Listing 8: DeleteAll without filters but with table extension on the Currency table. #

That isn’t the case when any filters are applied, then it unfortunately gets far worse. Listing 6 shows that case. At 33x slower than baseline the goal of deleting slower has certainly been accomplished.

The explanation follows along the lines of triggers, a row-by-row approach is applied. The filters applied are only evaluated on either main or table extension tables, but the corresponding row must also be deleted in the opposite table. The reason for it being worse than just triggers, is that each row fetched must query both tables and each delete must delete in two tables.
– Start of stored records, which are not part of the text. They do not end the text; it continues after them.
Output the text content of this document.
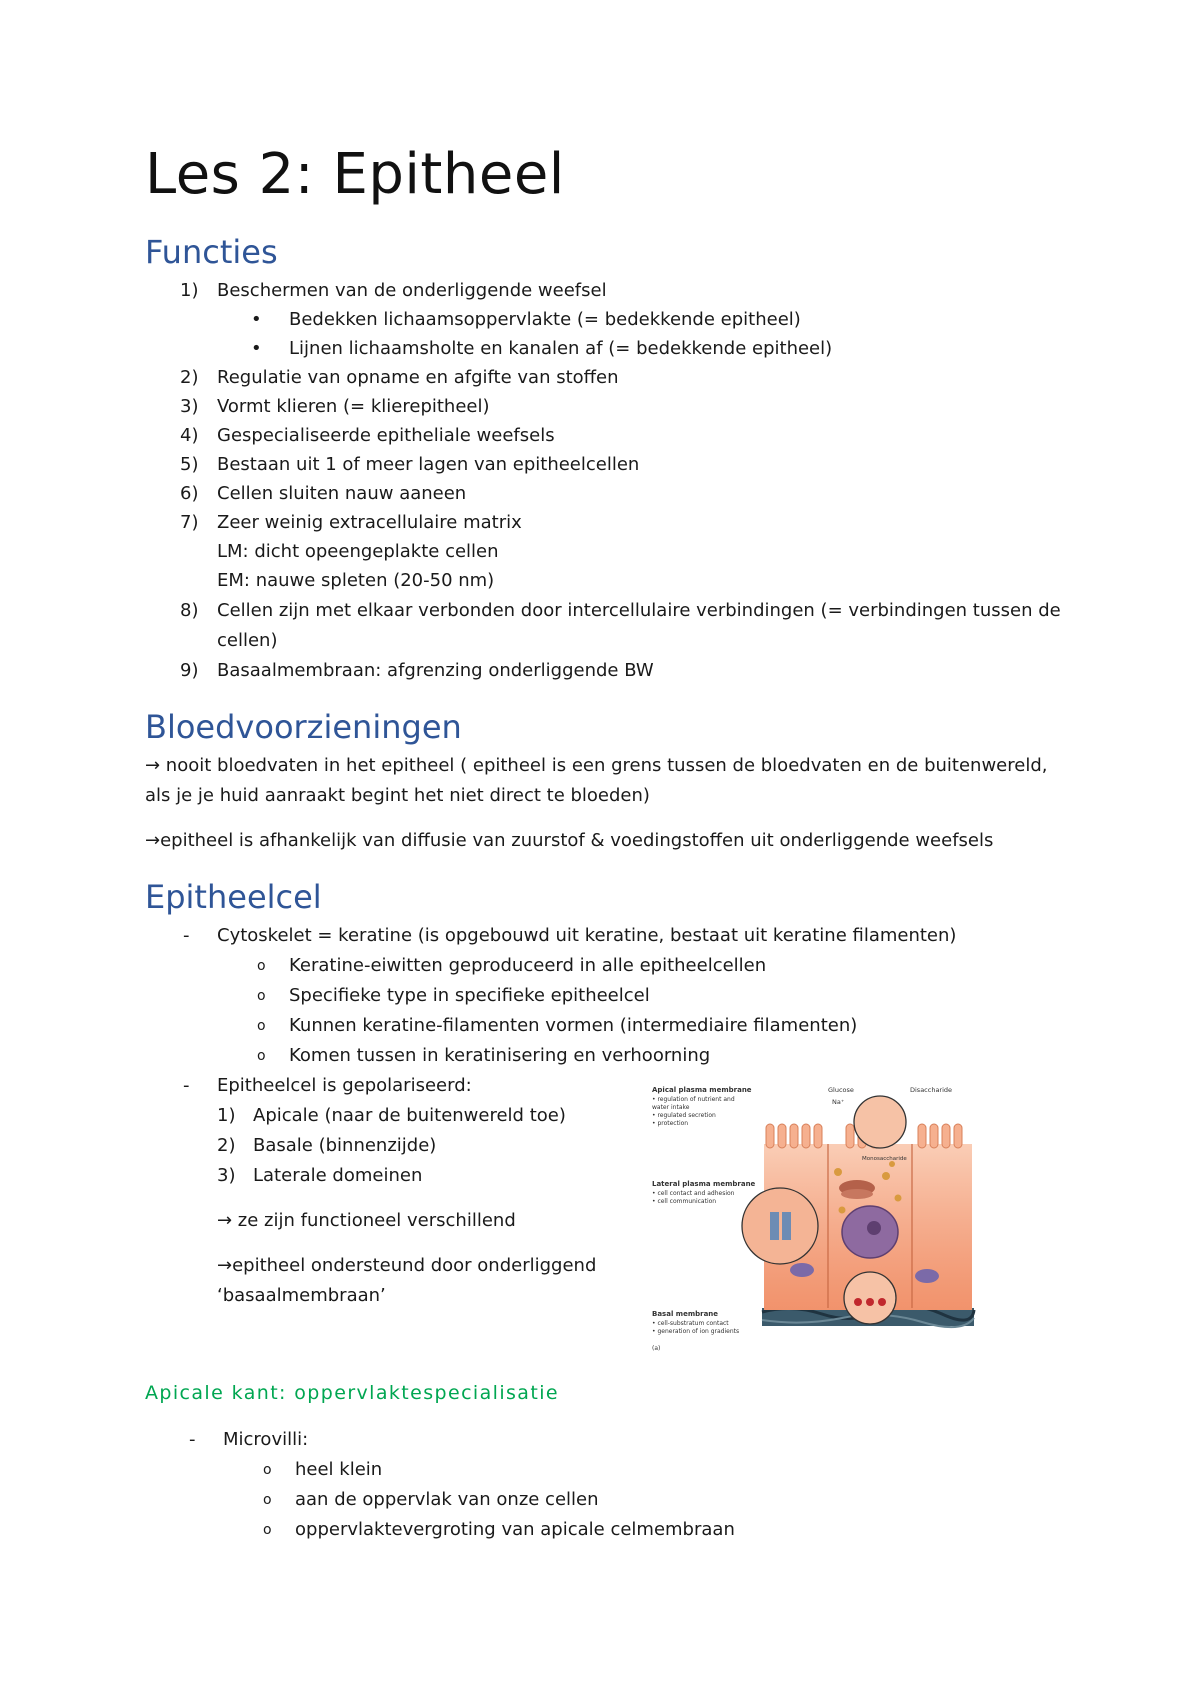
Les 2: Epitheel
Functies
1) Beschermen van de onderliggende weefsel
• Bedekken lichaamsoppervlakte (= bedekkende epitheel)
• Lijnen lichaamsholte en kanalen af (= bedekkende epitheel)
2) Regulatie van opname en afgifte van stoffen
3) Vormt klieren (= klierepitheel)
4) Gespecialiseerde epitheliale weefsels
5) Bestaan uit 1 of meer lagen van epitheelcellen
6) Cellen sluiten nauw aaneen
7) Zeer weinig extracellulaire matrix
LM: dicht opeengeplakte cellen
EM: nauwe spleten (20-50 nm)
8) Cellen zijn met elkaar verbonden door intercellulaire verbindingen (= verbindingen tussen de
cellen)
9) Basaalmembraan: afgrenzing onderliggende BW
Bloedvoorzieningen
→ nooit bloedvaten in het epitheel ( epitheel is een grens tussen de bloedvaten en de buitenwereld,
als je je huid aanraakt begint het niet direct te bloeden)
→epitheel is afhankelijk van diffusie van zuurstof & voedingstoffen uit onderliggende weefsels
Epitheelcel
- Cytoskelet = keratine (is opgebouwd uit keratine, bestaat uit keratine filamenten)
o Keratine-eiwitten geproduceerd in alle epitheelcellen
o Specifieke type in specifieke epitheelcel
o Kunnen keratine-filamenten vormen (intermediaire filamenten)
o Komen tussen in keratinisering en verhoorning
- Epitheelcel is gepolariseerd:
1) Apicale (naar de buitenwereld toe)
2) Basale (binnenzijde)
3) Laterale domeinen
→ ze zijn functioneel verschillend
→epitheel ondersteund door onderliggend
‘basaalmembraan’
Apical plasma membrane
• regulation of nutrient and
water intake
• regulated secretion
• protection
Lateral plasma membrane
• cell contact and adhesion
• cell communication
Basal membrane
• cell-substratum contact
• generation of ion gradients
Glucose
Na⁺
Disaccharide
Monosaccharide
(a)
Apicale kant: oppervlaktespecialisatie
- Microvilli:
o heel klein
o aan de oppervlak van onze cellen
o oppervlaktevergroting van apicale celmembraan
Invoke-NAVCodeunit -CodeunitId 50115  -CompanyName 'CRONUS International Ltd.' -ServerInstance 'PlatformCore' -MethodName DeleteAll_EmptyTriggers_TableExt
WARNING: Delete all without triggers took: 2 minutes 14 seconds 704 milliseconds

Listing 9: DeleteAll with filters and table extension on the Currency table. #

Conclusion #

I hope that it is abundantly clear that simplicity in deletions generally leads to better performance, and additional logic in AL usually leads to slower deletions in BC. The reality is of course that designing for the fastest deletion of data is likely never the goal, rather solving common user problems is.

Instead, consider this blog post as an exploration of cost from features in Business Central. Almost everything is a trade-off, disabling an index might speed up the deletions or insertion, but the rebuild can be tremendously expensive.